Ovvero come convincere le aziende di spirits a lasciare a casa i manuali di story-telling e scegliere i propri ambassador invitandoli al bar
Non è carino, è vero. Ma per le parole affettuose ci sono i genitori, i partner e gli amici. Qui si vuole solo sottolineare come un nuovo spettro si aggiri per i vernissage e i lanci di nuovi alcolici. Un mostro figlio del suo tempo, una minaccia di banalizzazione in grado di cavare l’anima anche al più fiero distillato autoctono: l’invasione dei laureati allo Iulm & affini nelle vesti di presentatori di prodotti.
Ora, non è questo il pulpito dal quale lanciare strali contro la società così concentrata sul comunicare bene da dimenticarsi il messaggio. E neppure ci caveremo gli occhi con la fibbia della cintura come Edipo nel vedere decine di dottori in marketing ridotti a inanellare vocaboli urticanti come “eccellenza”, “straordinario”, “qualità” o “premium”, quando non “ultra premium”. Di spazio ce n’è per tutti e ognuno campa e parla come vuole. Quando però il laureato in marketing dall’eloquio robotizzato incontra il giornalista di spiriti incline al rancore, il laureato in marketing è un uomo (o donna, per carità) morto.
La questione è che sarebbe buona cosa non solo leggere le informazioni e impararle a memoria, ma almeno assaggiare quel che si presenta. Averne una vaga idea. Viverlo. E invece sempre più spesso i lanci di nuove referenze di spiriti e liquori vengono affidati a giovini con gli occhi tracimanti l’orrore puro della nobildonna di fronte al fiasco, che preferirebbero parlare di balsamo per capelli ricci o di chiavi a brugola in una nuova lega metallica resistentissima.
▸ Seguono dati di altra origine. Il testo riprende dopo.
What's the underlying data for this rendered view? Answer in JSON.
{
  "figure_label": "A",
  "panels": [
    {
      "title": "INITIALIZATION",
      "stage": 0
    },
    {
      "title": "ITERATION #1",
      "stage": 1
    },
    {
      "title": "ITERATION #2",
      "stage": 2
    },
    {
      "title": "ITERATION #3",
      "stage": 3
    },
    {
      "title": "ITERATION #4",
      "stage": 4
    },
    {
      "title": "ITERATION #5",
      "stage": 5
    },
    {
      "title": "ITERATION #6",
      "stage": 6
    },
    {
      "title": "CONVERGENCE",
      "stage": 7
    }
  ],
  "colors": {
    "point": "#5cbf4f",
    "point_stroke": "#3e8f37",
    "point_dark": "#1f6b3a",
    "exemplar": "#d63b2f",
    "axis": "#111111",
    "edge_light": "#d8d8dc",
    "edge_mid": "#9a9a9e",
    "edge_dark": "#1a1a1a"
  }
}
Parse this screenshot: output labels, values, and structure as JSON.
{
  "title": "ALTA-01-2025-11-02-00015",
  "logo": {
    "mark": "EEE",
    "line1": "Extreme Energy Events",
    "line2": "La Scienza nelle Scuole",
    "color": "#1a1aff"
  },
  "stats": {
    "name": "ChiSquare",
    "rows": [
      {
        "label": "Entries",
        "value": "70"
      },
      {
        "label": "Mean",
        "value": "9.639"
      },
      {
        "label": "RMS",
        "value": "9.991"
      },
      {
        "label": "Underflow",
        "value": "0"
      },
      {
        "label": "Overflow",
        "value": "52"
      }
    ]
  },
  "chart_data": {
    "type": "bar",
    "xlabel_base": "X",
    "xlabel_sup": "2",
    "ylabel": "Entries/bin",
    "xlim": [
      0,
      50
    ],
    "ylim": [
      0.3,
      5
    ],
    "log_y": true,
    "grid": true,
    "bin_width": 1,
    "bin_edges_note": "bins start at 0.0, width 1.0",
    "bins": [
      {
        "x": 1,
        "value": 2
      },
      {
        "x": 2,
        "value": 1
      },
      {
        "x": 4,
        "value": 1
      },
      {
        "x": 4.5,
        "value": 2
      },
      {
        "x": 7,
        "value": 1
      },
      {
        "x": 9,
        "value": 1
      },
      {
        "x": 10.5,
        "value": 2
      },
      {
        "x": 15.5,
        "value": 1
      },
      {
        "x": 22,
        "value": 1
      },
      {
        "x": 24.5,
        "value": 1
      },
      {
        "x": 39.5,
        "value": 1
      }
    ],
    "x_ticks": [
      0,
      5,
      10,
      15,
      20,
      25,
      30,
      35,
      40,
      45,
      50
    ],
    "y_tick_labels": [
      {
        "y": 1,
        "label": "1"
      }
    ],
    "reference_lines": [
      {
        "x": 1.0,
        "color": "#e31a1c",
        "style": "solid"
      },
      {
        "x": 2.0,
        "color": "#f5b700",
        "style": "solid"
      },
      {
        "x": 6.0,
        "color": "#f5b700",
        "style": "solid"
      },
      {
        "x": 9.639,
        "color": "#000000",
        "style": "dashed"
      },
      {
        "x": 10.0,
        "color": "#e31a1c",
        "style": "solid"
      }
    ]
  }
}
Dispersi in un mondo – quello degli alcolici e della relativa stampa specializzata – che trovano bizzarro quanto quello del Cappellaio Matto, ripetono le filastrocche che altri laureati in marketing prima di loro hanno steso in perfetto ufficiostampese, andando incontro a figure di palta.
Allo sbaraglio come reclute sulle Ardenne, si lanciano all’assalto del ridicolo cannando ogni tipo di nozione, invertendo blended e single malt, facendo confusione tra i tipi di alambicchi, semplificando oltre ogni limite e parlando per stereotipi (il gin sempre “aromatico”, il brand sempre “esclusivo”). Cosa che nella scala del fastidio si colloca appena sotto alla rottura del tappo quando si apre una bottiglia di Tignanello di Antinori.
Per cui, questo è un appello alle aziende. Se proprio dovete scegliere i vostri ambassador allo Iulm e non al bar, cosa che ci sembra poter garantire maggiori performance, almeno cambiate i test di selezione: meno manuali di story-telling e più sessioni di assaggio. Perché tutto si può perdonare a chi parla di alcolici tranne che di apparire un astemio paracadutato controvoglia sul pianeta degli spiriti.